Querella
--A
ver, que yo me entere, lo que quieres es denunciar al ayuntamiento.
--No,
al ayuntamiento no.
--Bueno,
es lo mismo, a la comisión de la cabalgata de reyes.
--Que
no, que no, que no...
Es decir, que no, que lo que don
Higinio Roca quiere es denunciar al rey Melchor. Así, para qué andarse por las
ramas, ya se lo ha repetido cien veces.
--Pero,
hombre de dios, a quién se le ocurre.
--A mí.
Sí señor, a don Higinio Roca, a él
se le ha ocurrido. A él solito, sin ayuda de nadie.
Es don Higinio un cliente habitual
del bufete. Un buen cliente. Pero es más que eso, mucho más. Es un amigo. De
toda la vida. Amigo de toda la vida de don Armando, el socio principal del
despacho. De modo que es él quien le atiende con paciencia casi infinita y una
inquietud creciente que no consigue concretar. Porque la intención de su
cliente y amigo se le antoja un desvarío atroz. Denunciar al Rey Melchor. Van a
salir en los papeles, seguro. Van a ser la comidilla.
Le ha escuchado su relato con
aprensión. A don Higinio Roca, mientras presenciaba la cabalgata de reyes con
sus nietos, le alcanzó una andanada de caramelos. Aún se le nota el chichón,
ahí, justo en la frente. Y las gafas rotas.
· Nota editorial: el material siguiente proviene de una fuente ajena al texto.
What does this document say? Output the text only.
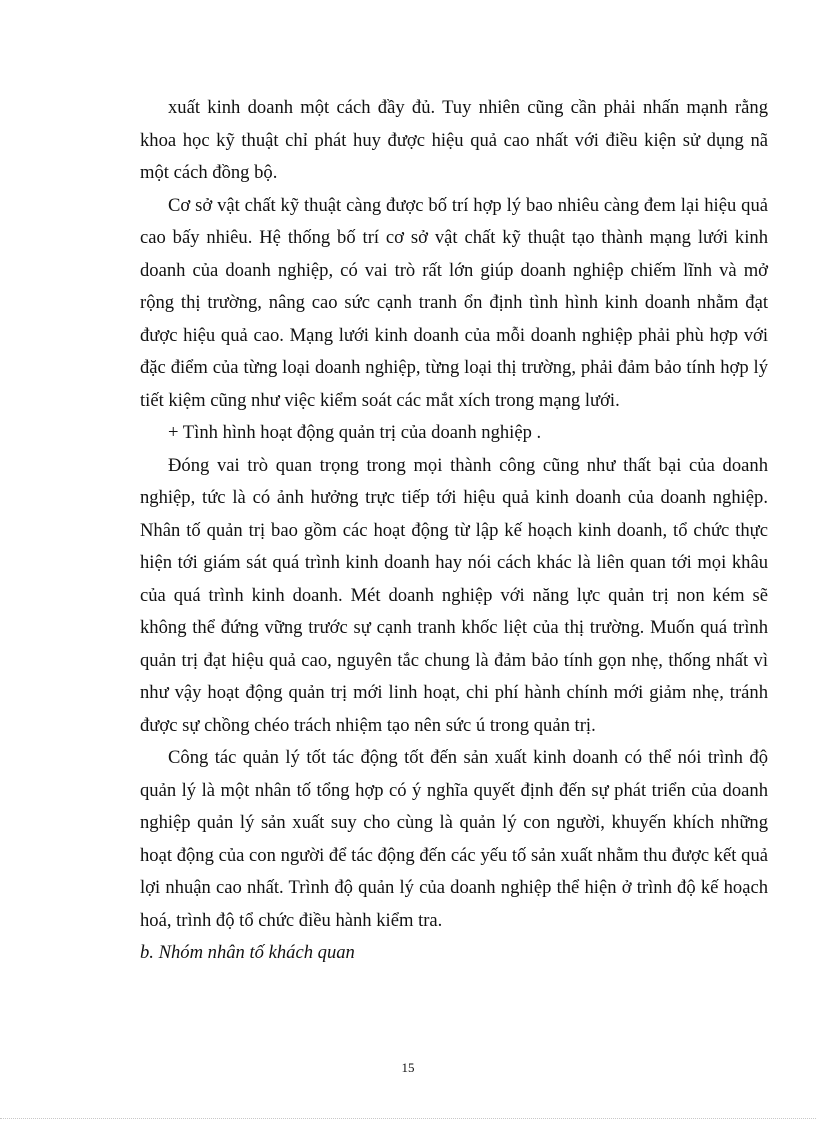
xuất kinh doanh một cách đầy đủ. Tuy nhiên cũng cần phải nhấn mạnh rằng khoa học kỹ thuật chỉ phát huy được hiệu quả cao nhất với điều kiện sử dụng nã một cách đồng bộ.

Cơ sở vật chất kỹ thuật càng được bố trí hợp lý bao nhiêu càng đem lại hiệu quả cao bấy nhiêu. Hệ thống bố trí cơ sở vật chất kỹ thuật tạo thành mạng lưới kinh doanh của doanh nghiệp, có vai trò rất lớn giúp doanh nghiệp chiếm lĩnh và mở rộng thị trường, nâng cao sức cạnh tranh ổn định tình hình kinh doanh nhằm đạt được hiệu quả cao. Mạng lưới kinh doanh của mỗi doanh nghiệp phải phù hợp với đặc điểm của từng loại doanh nghiệp, từng loại thị trường, phải đảm bảo tính hợp lý tiết kiệm cũng như việc kiểm soát các mắt xích trong mạng lưới.

+ Tình hình hoạt động quản trị của doanh nghiệp .

Đóng vai trò quan trọng trong mọi thành công cũng như thất bại của doanh nghiệp, tức là có ảnh hưởng trực tiếp tới hiệu quả kinh doanh của doanh nghiệp. Nhân tố quản trị bao gồm các hoạt động từ lập kế hoạch kinh doanh, tổ chức thực hiện tới giám sát quá trình kinh doanh hay nói cách khác là liên quan tới mọi khâu của quá trình kinh doanh. Mét doanh nghiệp với năng lực quản trị non kém sẽ không thể đứng vững trước sự cạnh tranh khốc liệt của thị trường. Muốn quá trình quản trị đạt hiệu quả cao, nguyên tắc chung là đảm bảo tính gọn nhẹ, thống nhất vì như vậy hoạt động quản trị mới linh hoạt, chi phí hành chính mới giảm nhẹ, tránh được sự chồng chéo trách nhiệm tạo nên sức ú trong quản trị.

Công tác quản lý tốt tác động tốt đến sản xuất kinh doanh có thể nói trình độ quản lý là một nhân tố tổng hợp có ý nghĩa quyết định đến sự phát triển của doanh nghiệp quản lý sản xuất suy cho cùng là quản lý con người, khuyến khích những hoạt động của con người để tác động đến các yếu tố sản xuất nhằm thu được kết quả lợi nhuận cao nhất. Trình độ quản lý của doanh nghiệp thể hiện ở trình độ kế hoạch hoá, trình độ tổ chức điều hành kiểm tra.

b. Nhóm nhân tố khách quan

15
Lo peor es que no hay quien le
quite de la cabeza que nada fue fortuito, que intención hubo. “Tendrías que
haber visto cómo me miró”. “Quién”. “Quién va a ser, el rey Melchor”. De nada
sirve que se le recuerde que él, como todos, gritaba “aquí, aquí” levantando
los brazos.
--Y tú
cómo lo sabes.
--Higinio,
que siempre lo haces, como todo el mundo.
Bueno, pues a él le da igual, él lo
que quiere es empapelar al rey Melchor.
Don Armando, socio fundador del
bufete y persona cabal, consigue finalmente aplacar el instinto vengador de su
amigo con la promesa de estudiar el caso, sopesar las posibilidades que le
brinda la jurisprudencia y, si es oportuno (lo será, lo será, pronostica don
Higinio), interponer ante los tribunales competentes la correspondiente
denuncia.
Pero don Armando sabe ya que no va a ser el caso. Que no puede ser. Mejor, que no debe. Y eso a pesar de que don Higinio tiene razón, un poquito de razón, no toda. Que sí, que don Armando sabe que hubo algo de intención, no mucha, de cascarle el caramelazo. Sin hacer daño, entendámonos, sin hacer mucho daño. Las gafas se rompieron al caer, de eso él no tiene la culpa. Nada, eso se arreglaba con cuatro perras. Lo del chichón, lo del chichón, piensa riendo para sus adentros, eso sí que no tiene precio. Porque, para qué nos vamos a engañar, la intención fue esa, sin querer hacer sangre, desde luego, eso no. Pero... Nadie mejor que él para saberlo. Anda que no gozó detrás de las barbas.